Si dovrebbero recuperare allora le culture antiche? “Non penso né che si possa, né che sia giusto farlo. Io sono per andare avanti, ma custodendo il buono che c’è – anzi che c’era – nel mondo che abbiamo ereditato da chi ci ha preceduto. Ad esempio: la trasmissione della cultura, la capacità di differire la gratificazione, il rispetto dei ruoli, l’esercizio dell’autorità nell’educazione dei figli. Più in generale, l’accettazione del limite, che è il vero nucleo della visione conservatrice del mondo, da Edmund Burke a Roger Scruton, da Raymond Aron a Simone Weil”.
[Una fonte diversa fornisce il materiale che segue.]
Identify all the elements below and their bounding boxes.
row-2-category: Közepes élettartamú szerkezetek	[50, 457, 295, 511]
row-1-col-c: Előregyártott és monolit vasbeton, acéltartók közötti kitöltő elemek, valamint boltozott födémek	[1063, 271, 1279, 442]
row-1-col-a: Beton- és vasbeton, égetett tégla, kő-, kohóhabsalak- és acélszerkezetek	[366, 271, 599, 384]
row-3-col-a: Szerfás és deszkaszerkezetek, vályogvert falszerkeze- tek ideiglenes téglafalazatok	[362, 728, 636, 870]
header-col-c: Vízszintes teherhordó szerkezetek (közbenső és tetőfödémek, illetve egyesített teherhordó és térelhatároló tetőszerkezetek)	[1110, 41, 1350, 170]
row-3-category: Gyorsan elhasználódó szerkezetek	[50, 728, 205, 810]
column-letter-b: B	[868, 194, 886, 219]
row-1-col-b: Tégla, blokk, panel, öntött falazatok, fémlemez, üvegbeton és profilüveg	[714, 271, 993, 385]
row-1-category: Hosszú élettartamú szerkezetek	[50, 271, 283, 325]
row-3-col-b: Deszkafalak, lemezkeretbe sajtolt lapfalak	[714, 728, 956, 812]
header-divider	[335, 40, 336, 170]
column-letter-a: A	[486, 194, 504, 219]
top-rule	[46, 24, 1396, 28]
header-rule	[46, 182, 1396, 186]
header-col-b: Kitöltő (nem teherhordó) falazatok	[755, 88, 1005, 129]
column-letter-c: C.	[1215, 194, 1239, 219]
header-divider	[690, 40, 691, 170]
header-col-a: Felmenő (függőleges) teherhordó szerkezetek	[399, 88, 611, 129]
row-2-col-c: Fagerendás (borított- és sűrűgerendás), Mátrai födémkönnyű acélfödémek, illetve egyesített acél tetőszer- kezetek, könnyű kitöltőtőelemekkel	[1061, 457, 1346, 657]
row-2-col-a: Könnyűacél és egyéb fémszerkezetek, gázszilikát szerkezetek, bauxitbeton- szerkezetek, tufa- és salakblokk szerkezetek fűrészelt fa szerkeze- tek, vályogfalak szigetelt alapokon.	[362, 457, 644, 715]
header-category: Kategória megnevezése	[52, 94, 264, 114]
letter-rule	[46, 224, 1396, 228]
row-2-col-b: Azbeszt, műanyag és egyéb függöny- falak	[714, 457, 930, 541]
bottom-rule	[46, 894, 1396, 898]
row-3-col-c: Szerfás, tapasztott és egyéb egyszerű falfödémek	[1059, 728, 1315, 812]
E i conservatori italiani? “L’Italia ha una particolarità. È un Paese in cui non si scontrano due grandi visioni del mondo. Ma ne esiste solo una: quella progressista. È la sinistra che conduce le battaglie di civiltà. Afferma diritti. Combatte privilegi. Sempre in nome di un’idea più alta. La destra non fa altro che reagire a questa spinta. Rintuzzare gli eccessi. Scalpitare per non essere soffocata. La destra non ha un’idea di mondo alternativa a quello progressista. Si limita a schierarsi contro. Passando spesso per reazionaria, oscurantista, appunto perché non oppone a un’idea di mondo un’altra idea di mondo, ma si limita a reagire all’unica idea in campo. Ecco in cosa consiste la vera egemonia culturale della sinistra. Non il potere. Non le poltrone. Non i ruoli. Ma un’idea di civiltà”.